According to the American Legion, the Obama administration plans to increase the role of private insurance in medicine.  For starters, Obama proposes to backcharge health care costs for veterans' service-connected injuries to their private health insurers.

"The president's avowed purpose in doing this is to, quote, 'make the insurance companies pay their fair share,'" [American Legion media relations manager Craig] Roberts said. But he said it will raise premiums, make insurance unaffordable for veterans and impose a massive hardship on military families. It could also prevent small businesses from hiring veterans who have large health care needs, he said.

"It's not the Blue Cross that puts soldiers in harm's way, it's the federal government," Robert said, adding that the American Legion would like the existing system to remain in place. Service-related injuries currently are treated and paid for by the government.

For those inclined to think of insurance companies merely as evil, without knowing much about the subject, this may sound like a terrific idea, as it transfers the costs of health care for service-connected disabilities away from taxpayers.  But if one examines this from the veteran's perspective, the plan is a bust and a betrayal.

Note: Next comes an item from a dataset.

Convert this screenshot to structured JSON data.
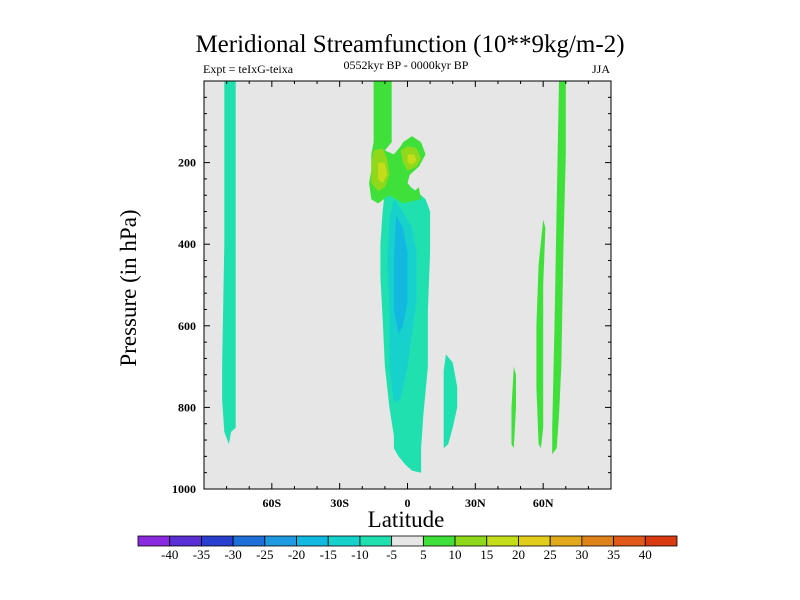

Under the system that's been in place since World War II, the Department of Veterans Affairs assumes the cost of medical care for injuries and disabilities acquired in service for the life of the veteran.  This is fair, as the veteran got his injuries on duty, and it's not far removed from what workers compensation provides for civilians injured on the job.  Of course the costs of such care may be high indeed, but historically America has made a bargain with those who risk life and limb in combat, that they'll be cared for if the risks come to pass.

Non-service connected injuries and diseases, however, are not covered by veterans' benefits, nor should they be.  A retired sailor who falls from a ladder in his backyard, or contracts colon cancer because of a diet high in red meat, is in the same boat as everyone else, and needs to look to private health insurance or other means to pay for medical treatment of those conditions.  Since the risk isn't service-connected, taxpayers shouldn't be asked to assume it.

Under the proposed new rules, the government is pushing much of its risk not onto insurance companies, but onto veterans themselves.  If a soldier returns from Iraq with a disabling and expensive injury, a private insurer is unlikely to provide that soldier insurance if it knows it will be required to pay health costs immediately on writing the policy, or it will charge a high premium indeed.  For many if not most injured veterans, that will mean going without insurance entirely.  For those fortunate enough to get insurance, it will mean that what coverage they have isn't there when they need it, for non-service conditions.  "Sorry Mr. Smith, we can't cover your cancer, because your policy limits were exhausted on physical therapy and surgery for your old leg wound, etc."

This policy will force injured veterans into a choice between paying unreasonable premiums for health insurance that is potentially worthless, as the VA Hospital system consumes it for obligations that were formerly public, or going without insurance entirely, in which case all of their health care costs, eventually, will be public.  As will, of course, their families', since most families obtain their insurance from one policy.

A cynic would say that this is a backdoor to fully socialized medicine, setting the stage for horror stories of uninsured vets bankrupted by health care costs for non-service injuries.  But that would be evil.

I prefer not to think of my government as evil, but as merely, in this case, stupid.  Though he ran against an opponent who is a decorated veteran and understands these issues keenly, Barack Obama obtained many endorsements and votes from veterans based on his promise: "I will not let you down."

The American Legion is calling him on his promise, but so should we all.  As the Legion points out, soldiers don't get injured fighting for Blue Cross.  They do it for the rest of us.